4-7-8 Breathing: Inhale for 4 seconds, hold for 7, and exhale for 8.Best Used When: Feeling in a bad space, having a hard time sleeping, or feeling panic.Physics: The irregular pattern stops "monkey mind" thinking and the long exhale forces a slowdown, stimulates the vagus nerve, and acts as a natural tranquilizer. It lowers cortisol to induce natural drowsiness and deep relaxation.
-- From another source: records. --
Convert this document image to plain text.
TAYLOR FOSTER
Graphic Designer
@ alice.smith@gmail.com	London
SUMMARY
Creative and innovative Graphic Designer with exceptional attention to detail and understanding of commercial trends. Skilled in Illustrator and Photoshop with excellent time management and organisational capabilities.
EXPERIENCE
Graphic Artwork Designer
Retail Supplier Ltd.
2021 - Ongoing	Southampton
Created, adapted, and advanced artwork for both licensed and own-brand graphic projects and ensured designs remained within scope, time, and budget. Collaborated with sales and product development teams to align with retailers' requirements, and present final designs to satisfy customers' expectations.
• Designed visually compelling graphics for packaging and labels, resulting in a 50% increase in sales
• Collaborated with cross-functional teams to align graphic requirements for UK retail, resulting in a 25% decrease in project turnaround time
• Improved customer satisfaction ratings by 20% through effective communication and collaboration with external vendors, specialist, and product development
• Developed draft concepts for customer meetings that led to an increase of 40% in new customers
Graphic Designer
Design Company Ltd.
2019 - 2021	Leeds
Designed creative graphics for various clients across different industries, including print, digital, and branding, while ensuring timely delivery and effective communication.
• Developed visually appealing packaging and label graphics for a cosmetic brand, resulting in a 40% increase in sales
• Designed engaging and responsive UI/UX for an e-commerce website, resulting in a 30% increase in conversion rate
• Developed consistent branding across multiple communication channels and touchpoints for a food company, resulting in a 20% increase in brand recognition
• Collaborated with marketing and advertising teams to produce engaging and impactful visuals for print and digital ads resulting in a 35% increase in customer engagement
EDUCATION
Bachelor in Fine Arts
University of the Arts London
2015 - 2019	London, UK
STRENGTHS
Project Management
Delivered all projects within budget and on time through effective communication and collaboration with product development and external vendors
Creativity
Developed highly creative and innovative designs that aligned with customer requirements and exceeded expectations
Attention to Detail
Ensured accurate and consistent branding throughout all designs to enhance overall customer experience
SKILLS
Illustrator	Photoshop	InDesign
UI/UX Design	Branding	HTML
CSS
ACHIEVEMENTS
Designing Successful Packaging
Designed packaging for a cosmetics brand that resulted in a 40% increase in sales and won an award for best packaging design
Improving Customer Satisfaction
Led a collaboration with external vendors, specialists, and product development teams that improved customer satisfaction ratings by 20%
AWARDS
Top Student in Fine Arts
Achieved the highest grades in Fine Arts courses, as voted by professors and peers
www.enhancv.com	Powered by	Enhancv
5-5 Coherent Breathing: A continuous rhythmic breathing pattern of inhaling for 5 seconds and exhaling for 5 seconds.Best Used When: As a perfect default breathing pattern, when chronically stressed, exhausted, or physically tense.Physics: Brings the heart, lungs, and brain into coherence. The diaphragmatic breath pumps lymph fluid, moving toxins and supporting immunity. The 5-second exhale reduces inflammation by inhibiting the production of inflammatory markers.
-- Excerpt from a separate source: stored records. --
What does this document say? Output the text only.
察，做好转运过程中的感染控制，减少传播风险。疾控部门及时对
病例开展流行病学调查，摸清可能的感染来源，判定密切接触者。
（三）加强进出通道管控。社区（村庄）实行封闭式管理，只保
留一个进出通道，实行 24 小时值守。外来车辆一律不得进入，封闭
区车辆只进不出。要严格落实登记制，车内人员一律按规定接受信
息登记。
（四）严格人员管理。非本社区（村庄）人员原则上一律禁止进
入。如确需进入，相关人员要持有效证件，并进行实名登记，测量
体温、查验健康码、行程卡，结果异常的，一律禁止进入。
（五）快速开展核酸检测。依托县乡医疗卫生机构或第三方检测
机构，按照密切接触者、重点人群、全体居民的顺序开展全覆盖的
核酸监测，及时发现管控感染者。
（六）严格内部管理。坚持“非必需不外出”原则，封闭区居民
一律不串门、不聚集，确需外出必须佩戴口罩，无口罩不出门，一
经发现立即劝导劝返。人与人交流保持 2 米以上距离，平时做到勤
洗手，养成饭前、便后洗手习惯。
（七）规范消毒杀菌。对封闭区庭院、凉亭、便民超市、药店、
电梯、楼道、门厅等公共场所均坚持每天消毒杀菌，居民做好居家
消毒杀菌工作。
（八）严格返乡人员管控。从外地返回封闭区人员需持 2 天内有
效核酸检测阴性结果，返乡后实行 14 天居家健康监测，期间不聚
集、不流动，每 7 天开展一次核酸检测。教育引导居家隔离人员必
Samyama 5-Minute Nervous System Reset: This is a daily reset that helps you get grounded.Method: 30 fast breaths in and out through the mouth, followed by a 30-second inhale hold; then 30 slow breaths in through the nose with long slow exhales, followed by a 30-second hold after the final exhale.Physics: The fast breaths spike adrenaline for instant energy and focus, and the inhale hold slows the heart rate and maximizes oxygen. The slow breaths flip the switch from stress to calm via the vagus nerve, and the exhale hold builds stress resilience by balancing CO2 levels.
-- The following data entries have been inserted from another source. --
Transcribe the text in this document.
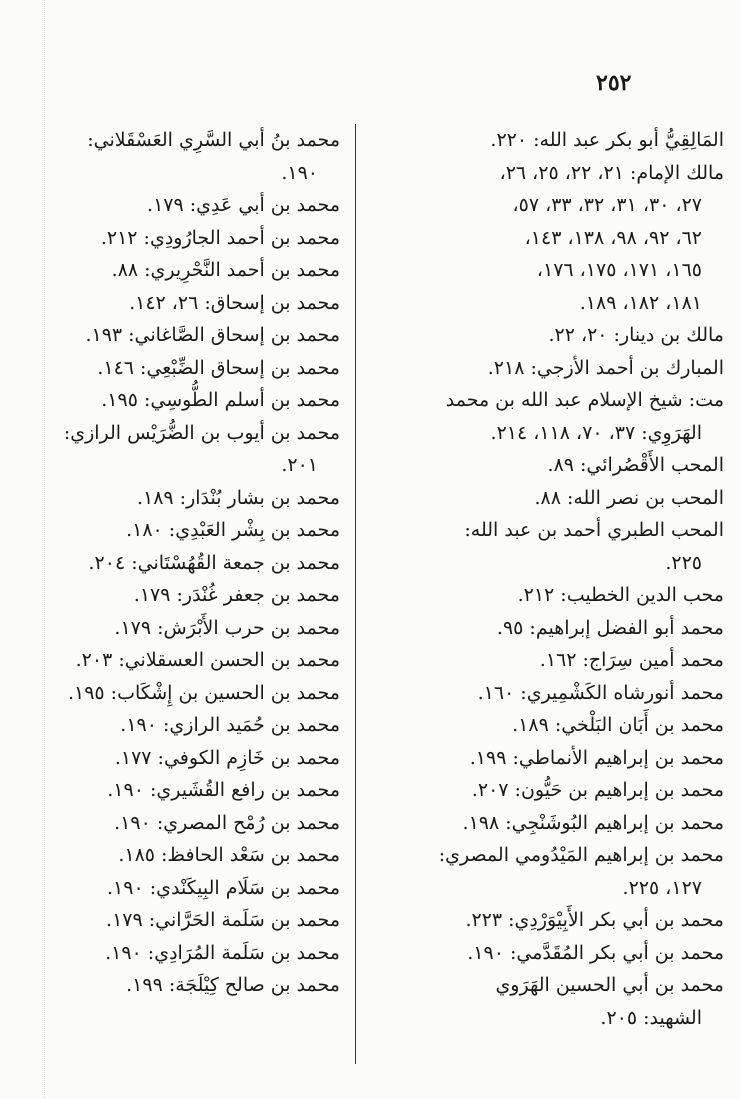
٢٥٢
المَالِقِيُّ أبو بكر عبد الله: ٢٢٠.
مالك الإمام: ٢١، ٢٢، ٢٥، ٢٦،
٢٧، ٣٠، ٣١، ٣٢، ٣٣، ٥٧،
٦٢، ٩٢، ٩٨، ١٣٨، ١٤٣،
١٦٥، ١٧١، ١٧٥، ١٧٦،
١٨١، ١٨٢، ١٨٩.
مالك بن دينار: ٢٠، ٢٢.
المبارك بن أحمد الأزجي: ٢١٨.
مت: شيخ الإسلام عبد الله بن محمد
الهَرَوِي: ٣٧، ٧٠، ١١٨، ٢١٤.
المحب الأَقْصُرائي: ٨٩.
المحب بن نصر الله: ٨٨.
المحب الطبري أحمد بن عبد الله:
٢٢٥.
محب الدين الخطيب: ٢١٢.
محمد أبو الفضل إبراهيم: ٩٥.
محمد أمين سِرَاج: ١٦٢.
محمد أنورشاه الكَشْمِيري: ١٦٠.
محمد بن أَبَان البَلْخي: ١٨٩.
محمد بن إبراهيم الأنماطي: ١٩٩.
محمد بن إبراهيم بن حَيُّون: ٢٠٧.
محمد بن إبراهيم البُوشَنْجِي: ١٩٨.
محمد بن إبراهيم المَيْدُومي المصري:
١٢٧، ٢٢٥.
محمد بن أبي بكر الأَبِيْوَرْدِي: ٢٢٣.
محمد بن أبي بكر المُقَدَّمي: ١٩٠.
محمد بن أبي الحسين الهَرَوي
الشهيد: ٢٠٥.
محمد بنُ أبي السَّرِي العَسْقَلاني:
١٩٠.
محمد بن أبي عَدِي: ١٧٩.
محمد بن أحمد الجارُودِي: ٢١٢.
محمد بن أحمد النَّحْرِيري: ٨٨.
محمد بن إسحاق: ٢٦، ١٤٢.
محمد بن إسحاق الصَّاغاني: ١٩٣.
محمد بن إسحاق الضِّبْعِي: ١٤٦.
محمد بن أسلم الطُّوسِي: ١٩٥.
محمد بن أيوب بن الضُّرَيْس الرازي:
٢٠١.
محمد بن بشار بُنْدَار: ١٨٩.
محمد بن بِشْر العَبْدِي: ١٨٠.
محمد بن جمعة القُهُسْتَاني: ٢٠٤.
محمد بن جعفر غُنْدَر: ١٧٩.
محمد بن حرب الأَبْرَش: ١٧٩.
محمد بن الحسن العسقلاني: ٢٠٣.
محمد بن الحسين بن إِشْكَاب: ١٩٥.
محمد بن حُمَيد الرازي: ١٩٠.
محمد بن خَازِم الكوفي: ١٧٧.
محمد بن رافع القُشَيري: ١٩٠.
محمد بن رُمْح المصري: ١٩٠.
محمد بن سَعْد الحافظ: ١٨٥.
محمد بن سَلَام البِيكَنْدي: ١٩٠.
محمد بن سَلَمة الحَرَّاني: ١٧٩.
محمد بن سَلَمة المُرَادِي: ١٩٠.
محمد بن صالح كِيْلَجَة: ١٩٩.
The video also discusses Somatic Breathwork Sessions for addressing "stuck energy," which is unprocessed emotional energy and experiences stored as tension in the tissue. This is described as a "life reset," not just a daily reset.
Method: The first half uses a rhythmic mouth breath to bridge the gap between the analytical mind and the body. The second half uses a slow nasal breath with extended exhales to engage the parasympathetic nervous system for a deeply relaxed state.
Physics: It actively moves and transforms unresolved stress, grief, trauma, or tension, clears "internal fog," and reestablishes the natural state of energy, clarity, and performance.
Norm and Toni Poulsen conduct group sessions (90 minutes) and individual sessions (2 hours). Regular rates are $35 for a group session and $170 for a one-on-one session. They offer a first-time rate of $20 for a group session and 50% off a first one-on-one session. Their sessions are held at Balance Yoga in Meridian (near The Village) every other Friday, and once a month at Ignited Fitness in Boise and Yoga 6 in Nampa.
The difference between nose and mouth breathing was also explained:
Nose Breath: Naturally slows down the breath, provides a filter, and helps with nitric oxide production. It is the preferred way to breathe throughout the day and brings a person into the parasympathetic nervous system.
Mouth Breath: Provides a faster breath and is intentionally used in somatic breathwork to change the oxygen level to CO2 ratio to get into the sympathetic nervous system faster for therapeutic release.